PA House conspicuously absent as Senate returns to pass budget, House R’s respond

03 August 2023- Pennsylvania’s Republican led Senate returns early to pass a budget and projections for the current fiscal year, but the state’s Democrat held House of Representatives looks to be contempt to stand pat, waiting for a scheduled return in September. Republican leadership, which remains in the minority by a single seat, says that they will keep trying to get the House back into session to pass the budget, which would include their proposed $100M in state Lifeline Scholarships to the students in the lowest performing schools in the state.

House Republican leadership has put the blame on the lack of a budget squarely on the Democrats, and specifically on their supposed leader Governor Josh Shapiro. The below op-ed by House Republican Leader Bryan Cutler entitled “Budget Reflects Missed Opportunities, Broken Trust”, is one of many please by the minority party to return to the negotiating table in the last month.
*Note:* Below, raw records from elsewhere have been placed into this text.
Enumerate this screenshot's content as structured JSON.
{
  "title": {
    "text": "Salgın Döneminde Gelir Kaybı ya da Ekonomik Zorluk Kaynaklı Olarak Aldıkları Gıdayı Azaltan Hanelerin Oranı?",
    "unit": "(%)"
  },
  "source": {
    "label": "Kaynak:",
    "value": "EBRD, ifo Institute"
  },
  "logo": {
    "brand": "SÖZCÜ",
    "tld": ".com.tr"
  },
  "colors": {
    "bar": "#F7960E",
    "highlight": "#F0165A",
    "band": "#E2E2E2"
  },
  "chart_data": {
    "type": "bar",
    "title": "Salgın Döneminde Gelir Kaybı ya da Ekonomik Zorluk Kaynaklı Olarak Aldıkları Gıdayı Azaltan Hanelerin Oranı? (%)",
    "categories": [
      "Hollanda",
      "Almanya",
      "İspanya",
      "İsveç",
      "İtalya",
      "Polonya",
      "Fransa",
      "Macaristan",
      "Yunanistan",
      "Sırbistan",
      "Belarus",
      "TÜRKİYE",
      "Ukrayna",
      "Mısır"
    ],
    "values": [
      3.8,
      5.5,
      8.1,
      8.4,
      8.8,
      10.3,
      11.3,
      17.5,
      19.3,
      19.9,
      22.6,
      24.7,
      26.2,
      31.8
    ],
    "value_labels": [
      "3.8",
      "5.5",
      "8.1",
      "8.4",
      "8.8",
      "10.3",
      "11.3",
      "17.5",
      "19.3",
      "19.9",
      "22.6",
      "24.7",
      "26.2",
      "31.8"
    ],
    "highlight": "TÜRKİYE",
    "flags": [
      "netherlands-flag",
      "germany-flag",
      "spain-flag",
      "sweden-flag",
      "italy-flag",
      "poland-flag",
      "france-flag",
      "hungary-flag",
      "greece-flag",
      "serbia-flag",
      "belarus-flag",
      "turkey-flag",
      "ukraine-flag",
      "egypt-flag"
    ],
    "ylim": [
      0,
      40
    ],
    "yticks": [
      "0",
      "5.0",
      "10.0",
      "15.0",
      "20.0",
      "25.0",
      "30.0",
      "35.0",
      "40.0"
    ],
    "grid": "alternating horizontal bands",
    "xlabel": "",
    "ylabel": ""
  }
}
With the Pennsylvania Senate returning to session on Thursday to sign the General Appropriations Act and transmit the bill to the governor, House Republican Leader Bryan Cutler (R-Lancaster) said the budget process reflects missed opportunities and broken trust among elected officials.

“What remains truly disappointing about this year’s state budget process is the opportunity that has been missed to work across the aisle to achieve something truly substantial for Pennsylvania’s students and families,” Cutler said. “Instead, we are left with broken trust among those sent to Harrisburg by Pennsylvanians expecting their interests to be put first.”

Reflecting on the budget process to this point, Cutler noted there were also many missed opportunities for success.

“Even though the Senate is making the decision to advance the General Appropriations Act today to avoid financial strain on many who depend on state government, the single point of failure in this budget remains the majority-fluid House Democratic leadership who essentially vetoed a good faith and bipartisan budget agreement between Gov. Josh Shapiro and the Pennsylvania Senate to immediately help Pennsylvania students hopelessly trapped in failing schools,” Cutler stated.

“Much work needs to be done to conclude the budget process. We remain ready, willing and able to work with anyone who wants to work with us to finalize important budget-related bills, but continued silence and intransigence from our colleagues across the aisle will only prolong this unnecessary impasse to the detriment of Pennsylvanians.”